Le Parti africain pour l’indépendance de la Guinée et du Cap-Vert (PAIGC) a perdu sa majorité parlementaire au profit de l’alliance du président élu Umaro Sissoco Embaló, qui remporte ainsi une nouvelle bataille.
Les débats auront duré un peu plus de six heures au sein du « Palácio Colinas de Boé » qui abrite l’Assemblée nationale populaire. Ce mardi 30 juin autour de 4 heures du matin, les parlementaires bissau-guinéens ont offert une victoire quasi sans-appel au camp du nouveau président Umaro Sissoco Embaló, vainqueur du second tour de l’élection présidentielle de décembre 2019 sous la bannière du Madem G-15 face à Domingos Simões Pereira.
À l’issue d’une séance boycottée par le PAIGC, majoritaire à l’Assemblée depuis les législatives de mars 2019 (54 sièges sur 102), le candidat du Madem et ses alliés ont ravi la majorité parlementaire au parti de Domingos Simões Pereira, dit DSP. Cette redistribution a abouti à la validation du programme de Nuno Gomes Nabiam (APU), nommé Premier ministre en février, par 55 voix contre une.

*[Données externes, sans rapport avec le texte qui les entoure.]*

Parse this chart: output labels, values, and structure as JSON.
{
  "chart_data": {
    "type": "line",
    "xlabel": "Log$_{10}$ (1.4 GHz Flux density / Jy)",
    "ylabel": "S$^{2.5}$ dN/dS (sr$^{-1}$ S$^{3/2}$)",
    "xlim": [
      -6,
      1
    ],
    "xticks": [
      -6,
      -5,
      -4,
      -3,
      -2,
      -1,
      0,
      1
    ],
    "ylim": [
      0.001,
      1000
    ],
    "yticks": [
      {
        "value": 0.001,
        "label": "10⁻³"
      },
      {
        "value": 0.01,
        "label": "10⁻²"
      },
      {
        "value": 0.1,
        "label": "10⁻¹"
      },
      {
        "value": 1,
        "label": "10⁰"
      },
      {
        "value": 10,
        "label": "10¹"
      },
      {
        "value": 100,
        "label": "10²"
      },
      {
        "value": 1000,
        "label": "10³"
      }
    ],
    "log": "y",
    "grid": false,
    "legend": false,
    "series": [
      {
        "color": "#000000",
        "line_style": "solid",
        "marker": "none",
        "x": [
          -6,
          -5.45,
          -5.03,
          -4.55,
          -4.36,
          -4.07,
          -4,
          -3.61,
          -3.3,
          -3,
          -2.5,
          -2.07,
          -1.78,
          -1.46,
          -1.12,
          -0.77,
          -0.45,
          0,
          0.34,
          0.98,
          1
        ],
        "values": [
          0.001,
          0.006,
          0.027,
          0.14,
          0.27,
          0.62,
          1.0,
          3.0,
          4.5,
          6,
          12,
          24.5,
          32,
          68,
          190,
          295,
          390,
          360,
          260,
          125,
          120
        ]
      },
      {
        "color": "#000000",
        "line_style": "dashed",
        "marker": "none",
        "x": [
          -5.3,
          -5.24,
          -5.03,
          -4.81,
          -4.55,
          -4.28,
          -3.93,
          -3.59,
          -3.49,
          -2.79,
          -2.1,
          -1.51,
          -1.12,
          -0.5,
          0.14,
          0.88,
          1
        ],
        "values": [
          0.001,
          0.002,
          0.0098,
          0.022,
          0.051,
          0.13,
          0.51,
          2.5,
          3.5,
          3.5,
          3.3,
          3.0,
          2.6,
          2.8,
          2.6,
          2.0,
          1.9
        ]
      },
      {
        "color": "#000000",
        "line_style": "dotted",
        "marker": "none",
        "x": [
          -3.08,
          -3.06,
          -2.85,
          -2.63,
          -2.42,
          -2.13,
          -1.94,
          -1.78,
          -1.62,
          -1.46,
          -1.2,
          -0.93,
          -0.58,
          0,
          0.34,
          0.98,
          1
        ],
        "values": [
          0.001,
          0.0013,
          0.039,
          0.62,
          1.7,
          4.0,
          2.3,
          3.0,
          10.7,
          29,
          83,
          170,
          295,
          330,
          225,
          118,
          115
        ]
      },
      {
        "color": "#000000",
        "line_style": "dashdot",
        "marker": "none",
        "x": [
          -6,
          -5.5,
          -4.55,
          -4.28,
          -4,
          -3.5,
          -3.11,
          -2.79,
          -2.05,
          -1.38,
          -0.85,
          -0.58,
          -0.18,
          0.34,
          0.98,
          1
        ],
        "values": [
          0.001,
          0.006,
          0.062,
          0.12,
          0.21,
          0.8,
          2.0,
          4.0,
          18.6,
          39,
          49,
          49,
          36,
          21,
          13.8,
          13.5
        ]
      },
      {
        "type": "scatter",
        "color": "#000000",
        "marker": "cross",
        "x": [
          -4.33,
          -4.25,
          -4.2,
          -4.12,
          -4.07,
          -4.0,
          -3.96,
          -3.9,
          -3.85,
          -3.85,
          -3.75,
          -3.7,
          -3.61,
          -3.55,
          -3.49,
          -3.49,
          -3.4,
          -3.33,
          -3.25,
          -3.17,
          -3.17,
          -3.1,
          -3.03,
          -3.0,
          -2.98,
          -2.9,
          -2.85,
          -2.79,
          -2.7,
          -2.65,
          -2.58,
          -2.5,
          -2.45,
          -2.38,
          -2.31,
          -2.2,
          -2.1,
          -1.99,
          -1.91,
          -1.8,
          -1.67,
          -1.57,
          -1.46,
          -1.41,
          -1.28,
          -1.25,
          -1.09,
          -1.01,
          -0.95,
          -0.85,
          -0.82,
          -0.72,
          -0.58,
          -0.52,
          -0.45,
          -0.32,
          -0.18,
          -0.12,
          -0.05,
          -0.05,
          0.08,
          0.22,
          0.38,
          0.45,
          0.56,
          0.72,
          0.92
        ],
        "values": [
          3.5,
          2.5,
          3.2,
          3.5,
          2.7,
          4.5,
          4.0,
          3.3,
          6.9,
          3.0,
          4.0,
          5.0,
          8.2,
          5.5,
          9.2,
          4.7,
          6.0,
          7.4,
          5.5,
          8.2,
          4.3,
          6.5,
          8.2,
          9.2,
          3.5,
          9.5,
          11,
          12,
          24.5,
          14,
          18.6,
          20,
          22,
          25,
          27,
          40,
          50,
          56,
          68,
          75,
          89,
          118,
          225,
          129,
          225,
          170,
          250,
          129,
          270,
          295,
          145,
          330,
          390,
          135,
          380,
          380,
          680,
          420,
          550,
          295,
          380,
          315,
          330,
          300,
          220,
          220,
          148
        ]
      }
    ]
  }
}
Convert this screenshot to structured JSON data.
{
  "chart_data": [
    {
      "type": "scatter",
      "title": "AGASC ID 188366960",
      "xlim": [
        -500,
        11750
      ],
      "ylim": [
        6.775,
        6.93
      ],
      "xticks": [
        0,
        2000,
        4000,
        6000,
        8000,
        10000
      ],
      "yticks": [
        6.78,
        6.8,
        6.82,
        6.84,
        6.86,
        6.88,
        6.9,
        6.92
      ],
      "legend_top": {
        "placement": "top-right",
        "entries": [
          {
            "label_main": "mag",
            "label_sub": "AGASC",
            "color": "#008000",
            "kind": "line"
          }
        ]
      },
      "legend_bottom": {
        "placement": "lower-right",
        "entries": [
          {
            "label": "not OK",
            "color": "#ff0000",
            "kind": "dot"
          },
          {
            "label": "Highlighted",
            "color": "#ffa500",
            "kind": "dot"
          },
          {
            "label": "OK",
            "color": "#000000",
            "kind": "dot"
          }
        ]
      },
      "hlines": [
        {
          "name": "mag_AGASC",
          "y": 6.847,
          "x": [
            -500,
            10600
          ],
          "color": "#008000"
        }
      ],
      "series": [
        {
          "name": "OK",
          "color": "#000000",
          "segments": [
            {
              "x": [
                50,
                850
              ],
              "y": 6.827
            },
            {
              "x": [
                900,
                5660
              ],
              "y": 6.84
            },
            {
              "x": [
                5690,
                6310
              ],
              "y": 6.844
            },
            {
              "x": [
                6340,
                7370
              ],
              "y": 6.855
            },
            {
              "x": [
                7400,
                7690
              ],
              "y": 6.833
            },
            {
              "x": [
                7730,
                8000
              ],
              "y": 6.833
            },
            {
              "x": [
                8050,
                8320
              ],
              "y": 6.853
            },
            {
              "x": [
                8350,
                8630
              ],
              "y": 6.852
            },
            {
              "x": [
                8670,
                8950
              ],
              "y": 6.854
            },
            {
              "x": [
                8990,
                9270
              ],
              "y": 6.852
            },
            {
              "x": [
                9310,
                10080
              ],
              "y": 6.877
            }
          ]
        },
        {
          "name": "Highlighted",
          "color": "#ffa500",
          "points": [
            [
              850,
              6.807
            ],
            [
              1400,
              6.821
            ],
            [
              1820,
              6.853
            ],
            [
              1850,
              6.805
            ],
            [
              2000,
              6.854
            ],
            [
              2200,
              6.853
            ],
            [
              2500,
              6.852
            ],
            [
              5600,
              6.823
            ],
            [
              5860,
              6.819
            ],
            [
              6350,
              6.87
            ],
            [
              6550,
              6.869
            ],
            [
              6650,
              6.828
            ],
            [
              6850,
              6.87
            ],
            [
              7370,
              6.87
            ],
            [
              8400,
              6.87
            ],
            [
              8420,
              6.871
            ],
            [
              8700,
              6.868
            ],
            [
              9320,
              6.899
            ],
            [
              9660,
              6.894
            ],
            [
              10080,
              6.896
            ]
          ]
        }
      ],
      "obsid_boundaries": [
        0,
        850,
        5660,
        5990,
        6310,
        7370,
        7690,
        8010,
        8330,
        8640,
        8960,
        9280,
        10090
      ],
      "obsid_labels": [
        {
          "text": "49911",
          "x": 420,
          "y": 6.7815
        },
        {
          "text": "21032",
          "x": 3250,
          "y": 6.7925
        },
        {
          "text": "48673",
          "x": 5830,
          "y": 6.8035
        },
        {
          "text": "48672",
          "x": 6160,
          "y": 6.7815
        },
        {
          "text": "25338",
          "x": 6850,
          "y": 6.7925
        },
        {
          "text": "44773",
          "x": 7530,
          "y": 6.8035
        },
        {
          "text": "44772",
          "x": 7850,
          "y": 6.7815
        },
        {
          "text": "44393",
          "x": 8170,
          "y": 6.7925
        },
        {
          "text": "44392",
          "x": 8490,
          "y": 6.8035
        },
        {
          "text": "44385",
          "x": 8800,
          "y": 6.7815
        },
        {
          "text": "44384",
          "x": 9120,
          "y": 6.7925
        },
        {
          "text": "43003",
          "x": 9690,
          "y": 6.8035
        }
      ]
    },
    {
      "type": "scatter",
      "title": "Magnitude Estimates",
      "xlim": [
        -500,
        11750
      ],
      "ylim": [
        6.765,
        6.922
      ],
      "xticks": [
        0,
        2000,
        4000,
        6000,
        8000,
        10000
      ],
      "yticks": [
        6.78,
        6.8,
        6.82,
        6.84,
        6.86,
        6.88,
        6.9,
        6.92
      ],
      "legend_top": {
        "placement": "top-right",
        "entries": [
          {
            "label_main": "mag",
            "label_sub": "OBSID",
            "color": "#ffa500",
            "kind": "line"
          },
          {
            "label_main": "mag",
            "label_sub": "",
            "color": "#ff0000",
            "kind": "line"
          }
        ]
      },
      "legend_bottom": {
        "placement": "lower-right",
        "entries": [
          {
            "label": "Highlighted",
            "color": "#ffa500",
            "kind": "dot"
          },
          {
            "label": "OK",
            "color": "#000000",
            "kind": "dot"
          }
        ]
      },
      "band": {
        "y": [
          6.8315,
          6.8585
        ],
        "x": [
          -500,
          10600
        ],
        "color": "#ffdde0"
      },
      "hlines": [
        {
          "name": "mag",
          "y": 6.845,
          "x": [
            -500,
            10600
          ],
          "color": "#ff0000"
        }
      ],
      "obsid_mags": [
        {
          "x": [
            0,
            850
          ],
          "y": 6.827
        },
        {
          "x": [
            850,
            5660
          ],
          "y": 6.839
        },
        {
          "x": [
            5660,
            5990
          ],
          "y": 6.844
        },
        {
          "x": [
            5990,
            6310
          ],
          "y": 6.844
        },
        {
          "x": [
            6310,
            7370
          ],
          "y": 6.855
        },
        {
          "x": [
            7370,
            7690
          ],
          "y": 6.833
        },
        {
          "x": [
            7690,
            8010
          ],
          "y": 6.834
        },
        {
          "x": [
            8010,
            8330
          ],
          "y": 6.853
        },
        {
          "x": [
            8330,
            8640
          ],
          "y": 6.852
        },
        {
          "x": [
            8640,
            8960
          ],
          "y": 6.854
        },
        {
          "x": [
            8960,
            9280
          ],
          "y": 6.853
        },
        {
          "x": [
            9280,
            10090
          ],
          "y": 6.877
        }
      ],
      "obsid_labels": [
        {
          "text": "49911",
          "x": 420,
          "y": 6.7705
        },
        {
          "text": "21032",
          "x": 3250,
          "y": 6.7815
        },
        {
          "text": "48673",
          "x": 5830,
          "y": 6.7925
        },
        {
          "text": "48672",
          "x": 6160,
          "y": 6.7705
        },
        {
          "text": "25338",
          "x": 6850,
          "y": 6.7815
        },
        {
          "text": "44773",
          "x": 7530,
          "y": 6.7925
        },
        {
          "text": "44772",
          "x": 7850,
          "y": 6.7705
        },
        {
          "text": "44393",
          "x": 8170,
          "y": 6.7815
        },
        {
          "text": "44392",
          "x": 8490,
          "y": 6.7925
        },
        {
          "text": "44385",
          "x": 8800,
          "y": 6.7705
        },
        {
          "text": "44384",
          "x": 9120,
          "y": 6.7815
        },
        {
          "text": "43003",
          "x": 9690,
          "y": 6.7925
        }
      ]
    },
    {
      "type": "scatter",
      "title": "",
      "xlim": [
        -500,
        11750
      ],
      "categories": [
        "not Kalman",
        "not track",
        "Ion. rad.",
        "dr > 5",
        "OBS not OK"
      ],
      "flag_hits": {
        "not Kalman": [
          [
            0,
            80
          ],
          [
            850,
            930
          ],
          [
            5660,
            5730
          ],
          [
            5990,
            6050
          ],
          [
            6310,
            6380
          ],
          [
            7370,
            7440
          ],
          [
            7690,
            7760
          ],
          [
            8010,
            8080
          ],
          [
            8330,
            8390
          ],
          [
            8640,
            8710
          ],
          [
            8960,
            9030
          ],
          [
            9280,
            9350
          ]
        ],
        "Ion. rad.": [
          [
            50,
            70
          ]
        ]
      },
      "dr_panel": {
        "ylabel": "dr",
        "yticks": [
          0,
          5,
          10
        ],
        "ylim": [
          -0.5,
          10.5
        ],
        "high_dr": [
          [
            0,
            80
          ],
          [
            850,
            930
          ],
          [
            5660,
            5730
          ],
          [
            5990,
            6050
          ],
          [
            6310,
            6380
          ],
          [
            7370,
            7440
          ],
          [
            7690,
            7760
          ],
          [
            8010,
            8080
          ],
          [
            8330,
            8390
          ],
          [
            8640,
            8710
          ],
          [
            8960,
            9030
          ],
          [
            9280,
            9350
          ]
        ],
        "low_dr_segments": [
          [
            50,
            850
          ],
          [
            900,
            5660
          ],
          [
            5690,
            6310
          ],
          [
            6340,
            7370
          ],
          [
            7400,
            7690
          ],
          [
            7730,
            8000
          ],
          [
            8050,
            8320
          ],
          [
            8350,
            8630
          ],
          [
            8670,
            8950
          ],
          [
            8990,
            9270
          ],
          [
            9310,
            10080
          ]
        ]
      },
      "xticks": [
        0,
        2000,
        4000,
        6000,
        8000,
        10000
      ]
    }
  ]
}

« Instauration de la terreur »
Le vote, porté par la coalition du chef de l’État (Madem G-15, APU et PRS) a été appuyé par cinq parlementaires du PAIGC. Si certains d’entre eux revendiquent un vote visant à faire sauter les blocages politiques, le PAIGC dénonce de son côté les manœuvres du président Embaló. En conférence de presse quelques jours avant, le parti de Domingos Simões Pereira fustigeait « l’instauration de la terreur et de la barbarie contre le gouvernement démocratiquement élu » lors des législatives de 2019. « Un terrorisme d’État » ayant selon lui mené « à une série d’arrestations arbitraires » de militants et de cadres politiques et à de nombreuses pressions.
« SOUS FORTE PRESSION, CERTAINS DÉPUTÉS PAIGC ONT FINI PAR BASCULER »
« Embaló a utilisé l’ambiguïté des textes constitutionnels, l’appui des forces de sécurité et la menace judiciaire pour disperser le gouvernement à majorité PAIGC, imposant son pouvoir de facto » décrypte le chercheur au CNRS Vincent Foucher. Plusieurs responsables PAIGC sont partis à l’étranger ou réfugiés dans des ambassades internationales. Sous forte pression, certains députés PAIGC ont fini par basculer et donner ainsi une majorité à la coalition pro-Sissoco Embaló », ajoute ce spécialiste de la Guinée-Bissau.
Même obtenu sous la pression, cette étape était essentielle pour le camp Embaló, en raison du régime semi-présidentiel bissau-guinéen qui fait du Premier ministre l’homme fort du gouvernement. Lors de sa reconnaissance par la Cedeao, Umaro Sissoco Embaló avait d’ailleurs été sommé par l’instance régionale de nommer un gouvernement issu de la majorité parlementaire, comme le prévoit la Constitution.
Alliances précaires
De son côté, le PAIGC dénonce « un passage en force », mais ne s’avoue pas vaincu pour autant. Alors qu’il continue de contester les résultats de la présidentielle de décembre 2019, le PAIGC continue de travailler « pour sortir Bissau du chaos et du terrorisme d’État ».
Appuyé par les forces armées et désormais à la tête de l’exécutif et du législatif, le camp d’Umaro Sissoco Embaló et de Nuno Gomes Nabiam a désormais les coudées franches pour gouverner. Mais encore faut-il que leur alliance tienne.
La stabilité reste précaire dans ce pays rompus aux crises politiques et aux blocages institutionnels, où les coalitions ne durent jamais bien longtemps, à l’instar de celle qui unissait l’APU de Nabiam et le PAIGC après les dernières législatives. « On sait qu’en Guinée-Bissau, toutes les coalitions gouvernantes qui émergent sont susceptibles de se fragmenter tôt ou tard quand le partage des responsabilités et des ressources se précise et que certains alliés s’estiment mal récompensés », met en garde Vincent Foucher.